Arriva l’autunno, cadono le foglie, ma i saputelli – accidenti a loro – no. Anzi, hanno approfittato della pausa estiva per ricaricare le loro pile Duracell che più Duracell non si può e sono tornati alla carica, pieni di entusiasmo e di consigli non richiesti.
Tanti consigli. Troppi consigli.
Consigli in apparenza gentili, ma tutti classificabili sotto la voce “Io al tuo posto farei così (povero imbecille)”. Perché il saputello sa e ci tiene a puntualizzarlo.
Sa come si vive la tua vita, come si crescono i tuoi figli, come si fa il tuo lavoro, come si abbinano i tuoi vestiti; sa come si imbottiscono i panini quando invece tu, poveretto, pensavi che bastasse aprirli in due e ficcarci dentro del prosciutto; sa come si costruiscono i mulini a vento e come si chiarifica il burro; sa che blu e marrone, perfetto cafone.
L’odio dei suoi consimili l’ha fortificato, nessun meteorite è arrivato come manna dal cielo per decretare la sua fine; internet, poi, ne ha acuito alcuni tratti.
Perché se il saputello vis-à-vis è fastidioso, quello da web lo è ancora di più. La rete lo fa sentire potente, l’etere lo carica a mille; può colpire senza essere (fisicamente) colpito e può bacchettare più persone in contemporanea.
Sui social network, ad esempio, sta lì, mimetizzato da amico o da fan, ad aspettare un passo falso qualsiasi per poter fare una puntualizzazione qualsiasi: “Notizia vecchia, dovevi svegliarti prima”, “Bella questa foto, ma io avrei inquadrato il pino dal basso, per renderlo più protagonista”, “Ahahah mai sentito parlare di SEO?”, “Tuo figlio ha ancora il ciuccio? Io ho applicato il metodo Bunfung-abrasi, ti passo le slide?”.
Liscia le penne e gonfia la ruota; ogni saputellata gli fa scorrere brividi di piacere lungo la schiena. Lui è il meglio, tu sei un imbecille.
È un amico, un parente, un conoscente, un collega, ma anche uno sconosciuto. Perché il saputello è generoso e aiuta tutti, senza discriminazioni.
Di solito è tuttologo, perché il suo è uno stile di vita. E anche se ha evidenti lacune, non importa: dove non arriva la conoscenza, arriva la fantasia e quando non arriva la fantasia, il saputello gioca il jolly e si trasforma in bastian contrario, tanto l’importante è rompere i cocò.
Fastidioso, odioso, insopportabile quasi al pari di una zanzara che ti ronza intorno di notte mentre cerchi di dormire, il saputello è la gramigna della specie umana. Infesta, spunta (e sputa) quando meno te lo aspetti e non molla mai.
Allora molli tu, gli dai ragione per zittirlo, ma lui non si ferma e a te non resta che tirargli una testata.

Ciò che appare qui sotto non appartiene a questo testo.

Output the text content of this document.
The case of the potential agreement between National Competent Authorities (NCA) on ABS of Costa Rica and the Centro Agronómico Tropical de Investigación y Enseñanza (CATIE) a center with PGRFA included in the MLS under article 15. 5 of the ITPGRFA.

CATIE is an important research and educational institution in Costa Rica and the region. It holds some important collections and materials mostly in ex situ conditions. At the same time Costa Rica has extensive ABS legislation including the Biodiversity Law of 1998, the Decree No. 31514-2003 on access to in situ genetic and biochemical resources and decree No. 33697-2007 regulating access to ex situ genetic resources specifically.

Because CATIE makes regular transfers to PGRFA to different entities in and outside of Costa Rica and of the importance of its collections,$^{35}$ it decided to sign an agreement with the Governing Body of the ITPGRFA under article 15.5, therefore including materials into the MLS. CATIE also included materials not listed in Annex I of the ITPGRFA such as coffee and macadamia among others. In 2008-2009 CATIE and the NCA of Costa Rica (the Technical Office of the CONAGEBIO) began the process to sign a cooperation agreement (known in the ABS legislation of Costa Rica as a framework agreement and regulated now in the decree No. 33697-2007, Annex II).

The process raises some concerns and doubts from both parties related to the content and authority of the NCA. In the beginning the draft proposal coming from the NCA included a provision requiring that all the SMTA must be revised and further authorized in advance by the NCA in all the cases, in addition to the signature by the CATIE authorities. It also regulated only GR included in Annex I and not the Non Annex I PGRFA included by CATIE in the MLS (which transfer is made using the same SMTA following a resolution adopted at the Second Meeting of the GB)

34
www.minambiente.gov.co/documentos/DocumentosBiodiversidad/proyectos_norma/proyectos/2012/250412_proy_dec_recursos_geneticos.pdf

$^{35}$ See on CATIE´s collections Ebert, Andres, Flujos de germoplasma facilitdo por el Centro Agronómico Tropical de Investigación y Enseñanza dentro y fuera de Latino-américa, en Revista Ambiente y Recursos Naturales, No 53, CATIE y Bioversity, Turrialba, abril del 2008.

“Io avrei colpito al centro della fronte, non sopra l’occhio” lo senti dire mentre crolla a terra, ma tu gli volti la schiena e cominci a camminare. Il suo fiume di parole diventa un rigagnolo, la sua voce si fa sempre più ovattata, finché non la senti più.
Sei libero.
Libero di fare il tuo – e sottolineo tuo – lavoro come meglio credi, libero di far saltare la carbonara in padella, libero di mettere un vestito nero senza una collana di turchesi, libero di avere figli, di non averli, di crescerli come vuoi, libero anche di sbagliare.
Libero dal saputello.
Continui a camminare allontandoti da lui, ma, in un rigurgito di coscienza, gli rivolgi un’ultima occhiata. In fondo gli hai dato una testata e potrebbe essersi fatto male. Capisci che sta impartendo istruzioni al medico su come bendare la testa offesa e tiri un sospiro di sollievo: perché sta bene e, soprattutto, perché tu sarai anche nato impreciso e approssimativo, ma – grazie al cielo – non sei nato rompicoglioni.